というのも、この冬は、師走後半に少し強い寒波がきたあとは、穏やかな日が続いた。夏井川渓谷の隠居にあるネギ畑も、カチンカチンに凍ることはない。

1月22日の日曜日は、隠居の室温がマイナス5度とかなり冷え込んだが、水道管が凍結することはなかった。

ネギのうねは表面がほんの少し凍った。草には霜が降りていた。が、スコップはすんなり入っていった。

渓谷の手前、小川町の高崎では、道路沿いの白梅が満開だった=写真上1。平地では紅梅も咲き出した。

白梅は高崎止まりだが、ヤブツバキはどうか。先週までは高崎で開花前線が止まっていた。この日、初めて渓谷のど真ん中、江田を通り越して椚平で花を確認した。

畑に生ごみを埋め、ネギを収穫したあと、いつものように敷地の境界に積み上げた剪定枝をチェックする。エノキタケは出ていない。

あきらめて石垣沿いに下の庭を歩いていると、プラムの切り株に茶黒いキノコが出ていた。すでに老菌化したものもある。

根元から摘み取ると、柄が少し茶色っぽい。エノキタケだ。切り株を取り囲むように、束になって出ていた。それを収穫した=写真上2。

さっそく、隠居に置いてある新書サイズの『いわきキノコガイド』(いわき市観光協会、2001年)で、エノキタケの特徴を確かめる。

柄は黄褐色で硬くしかっかりしており、表面は短毛に覆われてビロード状である。下部は黒褐色である。株になって発生する優秀な食菌。冬季、このような茶色い株立ちキノコはない――。

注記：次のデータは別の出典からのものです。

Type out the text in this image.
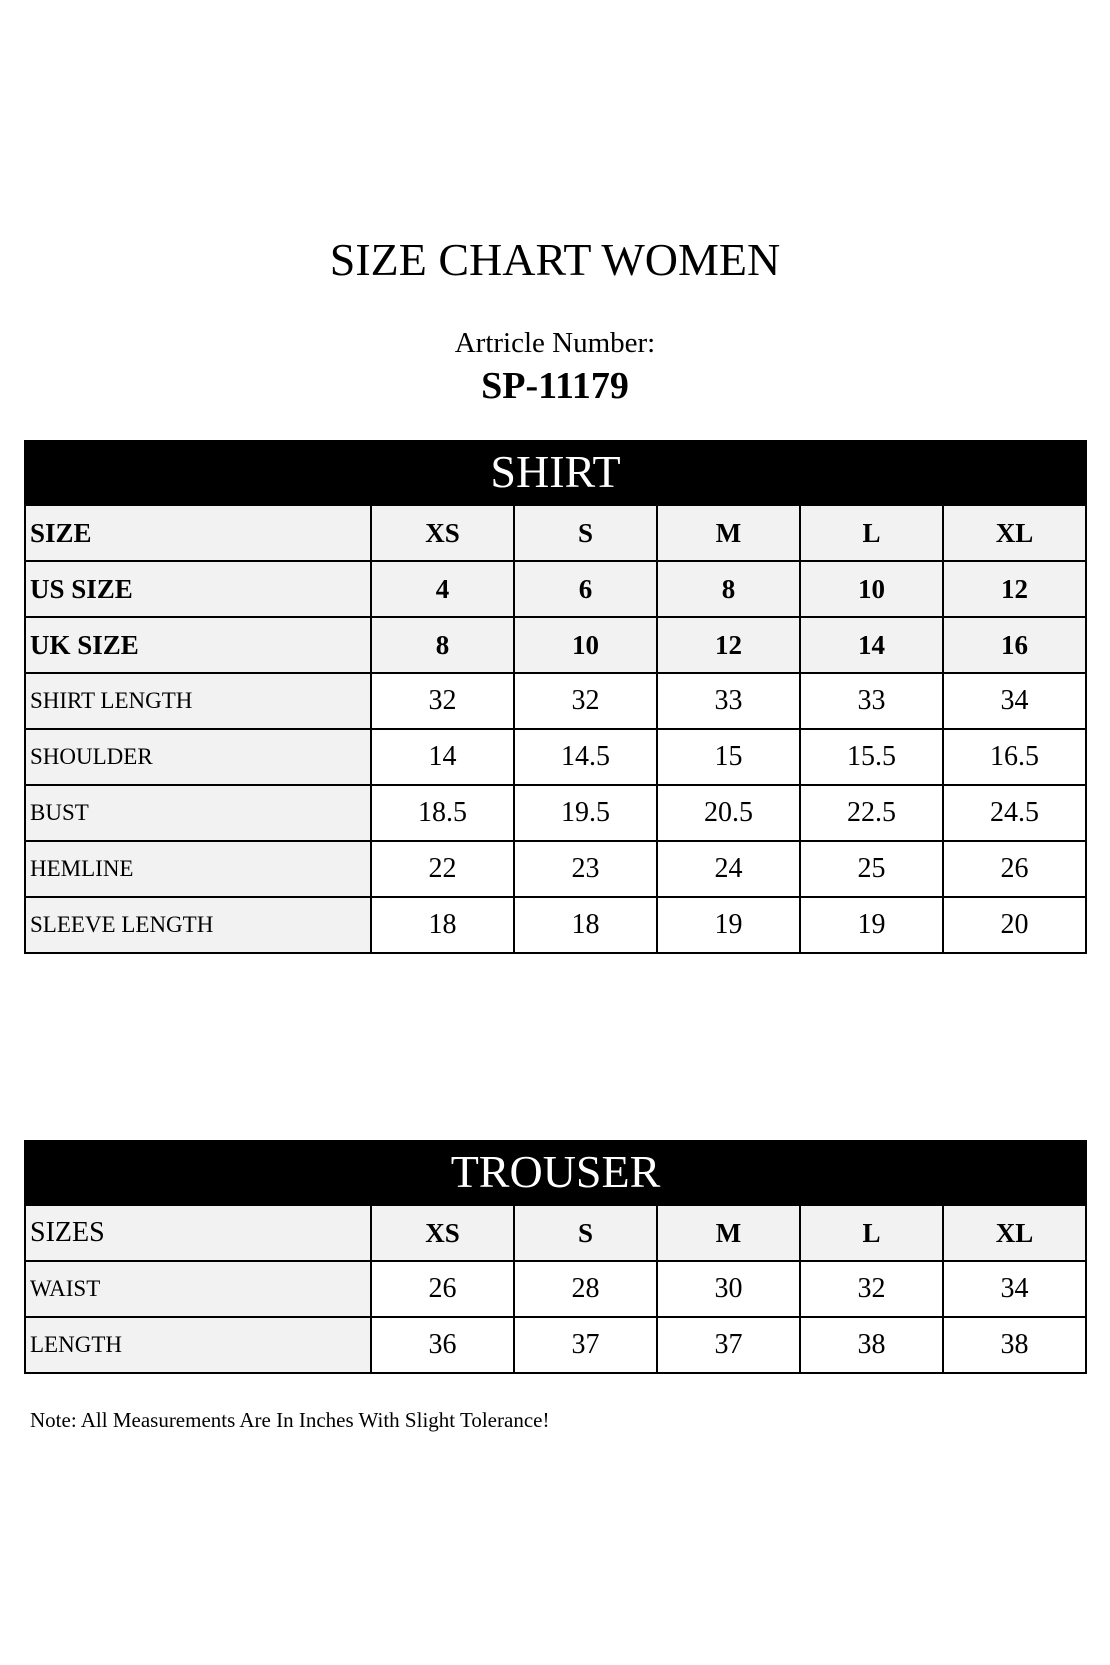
SIZE CHART WOMEN
Artricle Number:
SP-11179
SHIRT
SIZE	XS	S	M	L	XL
US SIZE	4	6	8	10	12
UK SIZE	8	10	12	14	16
SHIRT LENGTH	32	32	33	33	34
SHOULDER	14	14.5	15	15.5	16.5
BUST	18.5	19.5	20.5	22.5	24.5
HEMLINE	22	23	24	25	26
SLEEVE LENGTH	18	18	19	19	20
TROUSER
SIZES	XS	S	M	L	XL
WAIST	26	28	30	32	34
LENGTH	36	37	37	38	38
Note: All Measurements Are In Inches With Slight Tolerance!
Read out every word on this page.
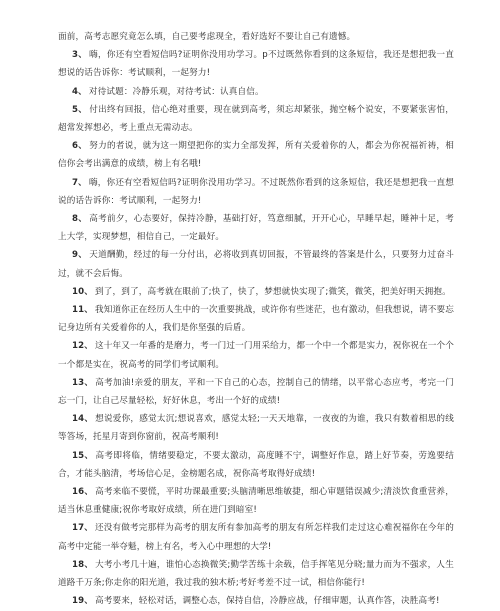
面前，高考志愿究竟怎么填，自己要考虑现全，看好选好不要让自己有遗憾。

3、 嗨，你还有空看短信吗?证明你没用功学习。p不过既然你看到的这条短信，我还是想把我一直想说的话告诉你：考试顺利，一起努力!

4、 对待试题：冷静乐观，对待考试：认真自信。

5、 付出终有回报，信心绝对重要，现在就到高考，须忘却紧张，抛空畅个说安，不要紧张害怕，超常发挥想必，考上重点无需动志。

6、 努力的者说，就为这一期望把你的实力全部发挥，所有关爱着你的人，都会为你祝福祈祷，相信你会考出满意的成绩，榜上有名哦!

7、 嗨，你还有空看短信吗?证明你没用功学习。不过既然你看到的这条短信，我还是想把我一直想说的话告诉你：考试顺利，一起努力!

8、 高考前夕，心态要好，保持冷静，基础打好，笃意细腻，开开心心，早睡早起，睡神十足，考上大学，实现梦想，相信自己，一定最好。

9、 天道酬勤，经过的每一分付出，必将收到真切回报，不管最终的答案是什么，只要努力过奋斗过，就不会后悔。

10、 到了，到了，高考就在眼前了;快了，快了，梦想就快实现了;微笑，微笑，把美好明天拥抱。

11、 我知道你正在经历人生中的一次重要挑战，或许你有些迷茫，也有激动，但我想说，请不要忘记身边所有关爱着你的人，我们是你坚强的后盾。

12、 这十年又一年番的是磨力，考一门过一门用采给力，都一个中一个都是实力，祝你祝在一个个一个都是实在，祝高考的同学们考试顺利。

13、 高考加油!亲爱的朋友，平和一下自己的心态，控制自己的情绪，以平常心态应考，考完一门忘一门，让自己尽量轻松，好好休息，考出一个好的成绩!

14、 想说爱你，感觉太沉;想说喜欢，感觉太轻;一天天地靠，一夜夜的为谁，我只有数着相思的线等答场，托星月寄到你窗前，祝高考顺利!

15、 高考即将临，情绪要稳定，不要太激动，高度睡不宁，调整好作息，踏上好节奏，劳逸要结合，才能头脑清，考场信心足，金榜题名成，祝你高考取得好成绩!

16、 高考来临不要慌，平时功课最重要;头脑清晰思维敏捷，细心审题错误减少;清淡饮食重营养，适当休息重健康;祝你考取好成绩，所在进门到暗室!

17、 还没有做考完那样为高考的朋友所有参加高考的朋友有所怎样我们走过这心难祝福你在今年的高考中定能一举夺魁，榜上有名，考入心中理想的大学!

18、 大考小考几十遍，谁怕心态换微笑;勤学苦练十余载，信手挥笔见分晓;量力而为不强求，人生道路千万条;你走你的阳光道，我过我的独木桥;考好考差不过一试，相信你能行!

19、 高考要来，轻松对话，调整心态，保持自信，冷静应战，仔细审题，认真作答，决胜高考!
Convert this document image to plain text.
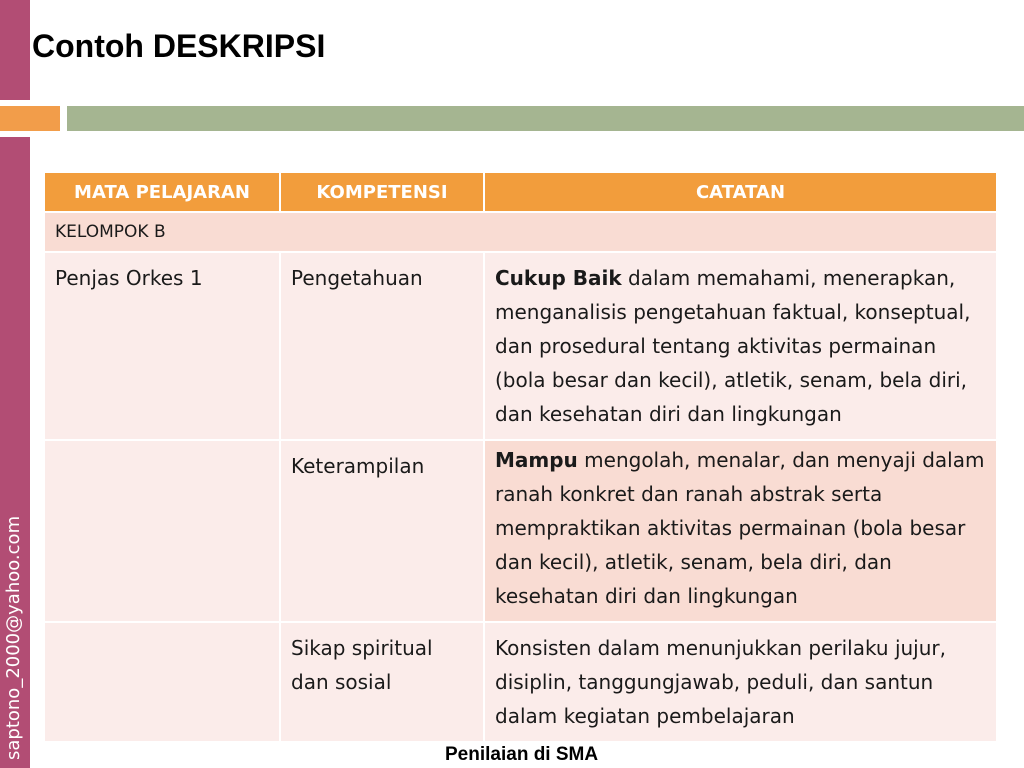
Contoh DESKRIPSI
saptono_2000@yahoo.com
MATA PELAJARAN	KOMPETENSI	CATATAN
KELOMPOK B		
Penjas Orkes 1	Pengetahuan	Cukup Baik dalam memahami, menerapkan, menganalisis pengetahuan faktual, konseptual, dan prosedural tentang aktivitas permainan (bola besar dan kecil), atletik, senam, bela diri, dan kesehatan diri dan lingkungan
	Keterampilan	Mampu mengolah, menalar, dan menyaji dalam ranah konkret dan ranah abstrak serta mempraktikan aktivitas permainan (bola besar dan kecil), atletik, senam, bela diri, dan kesehatan diri dan lingkungan
	Sikap spiritual dan sosial	Konsisten dalam menunjukkan perilaku jujur, disiplin, tanggungjawab, peduli, dan santun dalam kegiatan pembelajaran
Penilaian di SMA
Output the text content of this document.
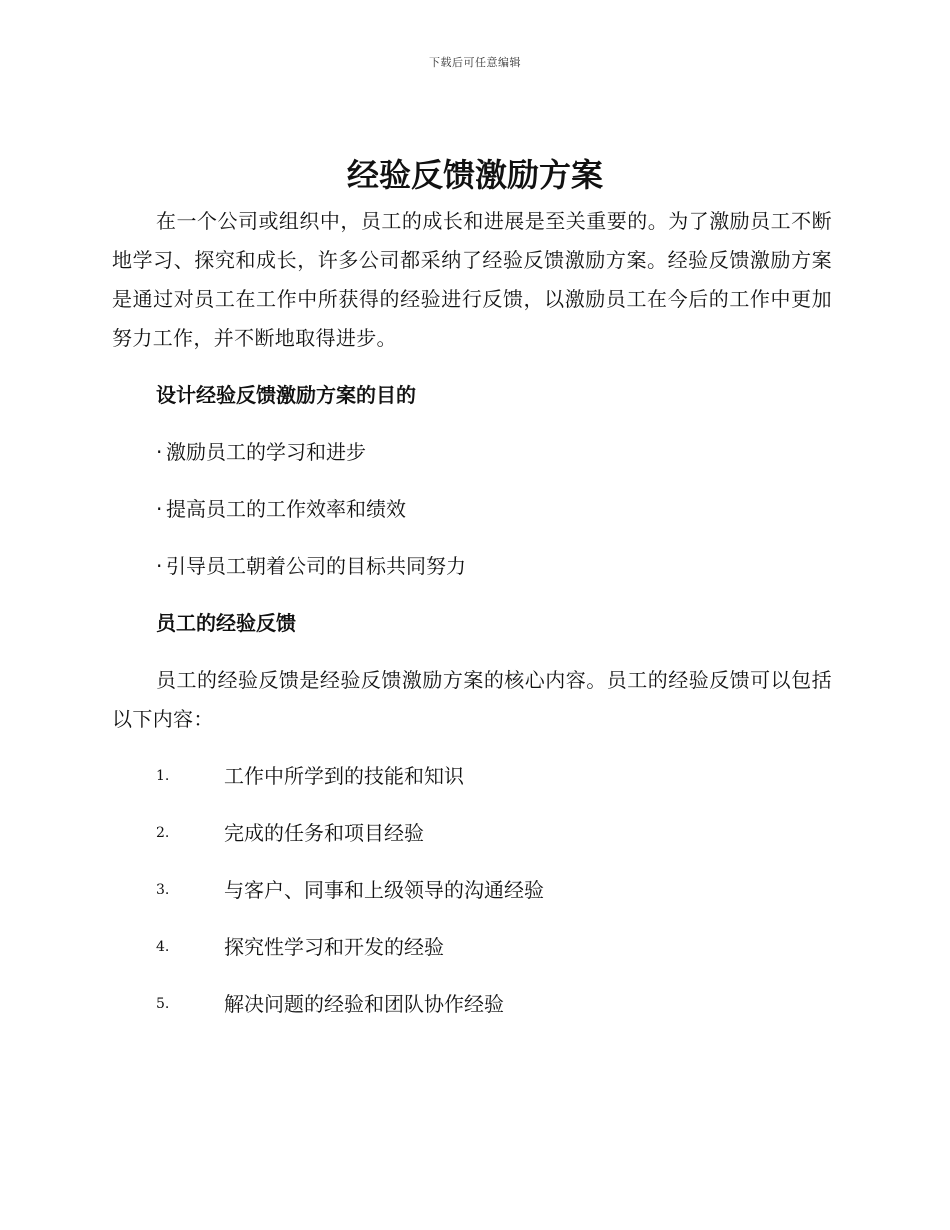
下载后可任意编辑
经验反馈激励方案

在一个公司或组织中，员工的成长和进展是至关重要的。为了激励员工不断地学习、探究和成长，许多公司都采纳了经验反馈激励方案。经验反馈激励方案是通过对员工在工作中所获得的经验进行反馈，以激励员工在今后的工作中更加努力工作，并不断地取得进步。

设计经验反馈激励方案的目的

· 激励员工的学习和进步

· 提高员工的工作效率和绩效

· 引导员工朝着公司的目标共同努力

员工的经验反馈

员工的经验反馈是经验反馈激励方案的核心内容。员工的经验反馈可以包括以下内容：

1.	工作中所学到的技能和知识

2.	完成的任务和项目经验

3.	与客户、同事和上级领导的沟通经验

4.	探究性学习和开发的经验

5.	解决问题的经验和团队协作经验
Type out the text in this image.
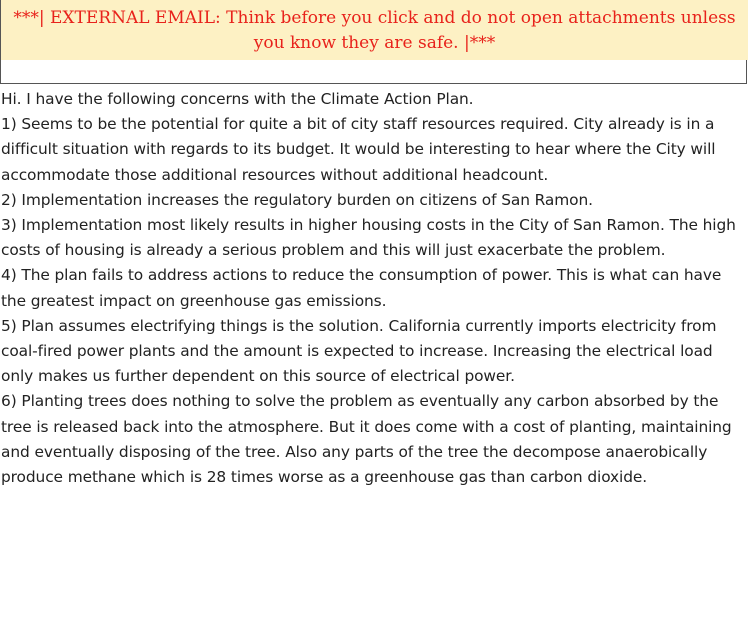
***| EXTERNAL EMAIL: Think before you click and do not open attachments unless you know they are safe. |***

Hi. I have the following concerns with the Climate Action Plan.

1) Seems to be the potential for quite a bit of city staff resources required. City already is in a difficult situation with regards to its budget. It would be interesting to hear where the City will accommodate those additional resources without additional headcount.

2) Implementation increases the regulatory burden on citizens of San Ramon.

3) Implementation most likely results in higher housing costs in the City of San Ramon. The high costs of housing is already a serious problem and this will just exacerbate the problem.

4) The plan fails to address actions to reduce the consumption of power. This is what can have the greatest impact on greenhouse gas emissions.

5) Plan assumes electrifying things is the solution. California currently imports electricity from coal-fired power plants and the amount is expected to increase. Increasing the electrical load only makes us further dependent on this source of electrical power.

6) Planting trees does nothing to solve the problem as eventually any carbon absorbed by the tree is released back into the atmosphere. But it does come with a cost of planting, maintaining and eventually disposing of the tree. Also any parts of the tree the decompose anaerobically produce methane which is 28 times worse as a greenhouse gas than carbon dioxide.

記述と一致しているので、持ち帰って水につけ、ゴミと砂を取り除くと、傘にぬめりが出てきた。いよいよ間違いない。

毎朝、わが家では味噌汁に市販のナメコが入る。きのう(1月23日)はナメコに代わってエノキタケが入った。味や食感はナメコとそう変わらない。

さて、最強寒波が過ぎたあとの、日曜日(1月29日)はどうなっているか。隠居の水道管は、畑は? それで冬が底を打てば、ソメイヨシノも休眠を打破される、と思ってあれこれネットで調べてみた。

まずは今年(2023年)の桜(ソメイヨシノ)の開花予想だが、東京は3月22日、仙台は4月8日だった(日本気象株式会社)。

ソメイヨシノは秋から冬にかけて、一定の低温(マイナス5~15度)にさらされると、春が近づいていることを感知して覚醒する、つまり休眠が打破される。それからは生長期間に入り、春先の気温上昇に伴って開花へ向かう。

休眠打破、あるいは開花までの計算式はあるらしいが、よくわからない。ともかく、いわきのソメイヨシノは今、花芽が覚醒したか、覚醒する時期にあるのは間違いないようだ。